A smile that didn't reach his eyes slid across his face, as if to downplay the effects of his childhood. “She'd probably be horrified if she realized I'd known. Jesse was oblivious, but I always knew. It was a good lesson, though. One I'll never forget.”

“Lesson?” She had to stop herself from drawing back, almost afraid to hear the answer.

His gaze remained on the stars as he spoke. “Nothing good ever comes from love or commitment.”

She studied his tense profile. Such a cold worldview. Then one thought leapt out at her—Seth had never been someone's first choice. His father had chosen Ryder to be the publicly acknowledged son. His mother had chosen to wait around for his father over finding a more emotionally secure environment for her sons. How had that damaged him deep down?

“Surely,” she gently challenged, “sometimes, love and commitment can work?”

“It doesn't make people happy.” His voice was flat, almost as if this was a mantra he'd said to himself before. “It doesn't add anything to their lives. I've always wondered why people are so desperate for it.”

She swallowed the gasp back before it escaped her throat. “You really believe that?”

“I've never seen any evidence to prove otherwise.”

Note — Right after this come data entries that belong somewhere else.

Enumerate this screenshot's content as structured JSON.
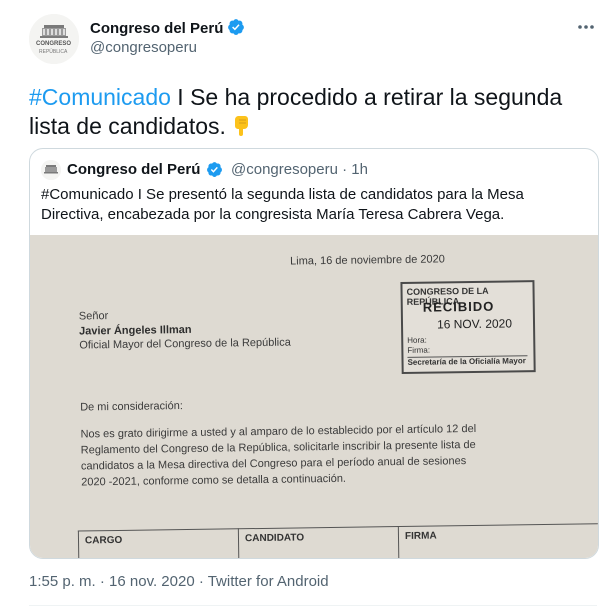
{
  "author": {
    "name": "Congreso del Perú",
    "handle": "@congresoperu",
    "avatar_text": [
      "CONGRESO",
      "REPÚBLICA"
    ]
  },
  "tweet": {
    "hashtag": "#Comunicado",
    "text": " I Se ha procedido a retirar la segunda lista de candidatos."
  },
  "quoted": {
    "name": "Congreso del Perú",
    "handle": "@congresoperu",
    "time": "· 1h",
    "text": "#Comunicado I Se presentó la segunda lista de candidatos para la Mesa Directiva, encabezada por la congresista María Teresa Cabrera Vega."
  },
  "document": {
    "date": "Lima, 16 de noviembre de 2020",
    "salutation": "Señor",
    "recipient": "Javier Ángeles Illman",
    "recipient_title": "Oficial Mayor del Congreso de la República",
    "greeting": "De mi consideración:",
    "body_lines": [
      "Nos es grato dirigirme a usted y al amparo de lo establecido por el artículo 12 del",
      "Reglamento del Congreso de la República, solicitarle inscribir la presente lista de",
      "candidatos a la Mesa directiva del Congreso para el período anual de sesiones",
      "2020 -2021, conforme como se detalla a continuación."
    ],
    "stamp": {
      "line1": "CONGRESO DE LA REPÚBLICA",
      "line2": "RECIBIDO",
      "line3": "16 NOV. 2020",
      "hora": "Hora:",
      "firma": "Firma:",
      "office": "Secretaría de la Oficialía Mayor"
    },
    "table_headers": [
      "CARGO",
      "CANDIDATO",
      "FIRMA"
    ]
  },
  "footer": {
    "timestamp": "1:55 p. m. · 16 nov. 2020 · Twitter for Android"
  },
  "colors": {
    "link": "#1d9bf0",
    "verified": "#1d9bf0",
    "secondary_text": "#536471"
  },
  "icons": [
    "verified-badge-icon",
    "more-options-icon",
    "pointing-down-emoji-icon"
  ]
}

Not knowing what else to say or do to ease the pain of the child still living in his heart, she scooted a bit closer. “Show me which star.”

He pointed again and she followed the direction. “That's Vega,” she said.

Eyes trained on her face, he rolled on his side, bringing him within inches. “You
know
that?”

“Yes. I'm not sure how, but yes, I
do
know.” A thrill of discovery raced through her bloodstream and she pointed to another one. “And that's Altair, and Deneb over there. They form a triangle with Vega.” Her heart lifted, began to sing at finding another part of herself.

Ignoring the path her finger traced over the constellation, he watched her—she knew it by the gooseflesh that erupted across her skin.

“Which other stars do you know?” he asked, voice deep.

“That's Venus over there,” she rushed to say, pretending it was only the revelations of her memory that were heating her skin. “Which, of course, isn't a star, but it's sometimes been called the evening star, or morning star, depending on where it's at in its cycle.”

Strands of hair that had escaped her braid danced around her face and he smoothed them back and tucked them behind her ear. “What else, star girl?”

Cheek still tingling from the touch of his hand, she looked up into his eyes, sparkling and intense, and so much more beautiful than stars in the sky. “I don't know any others,” she lied.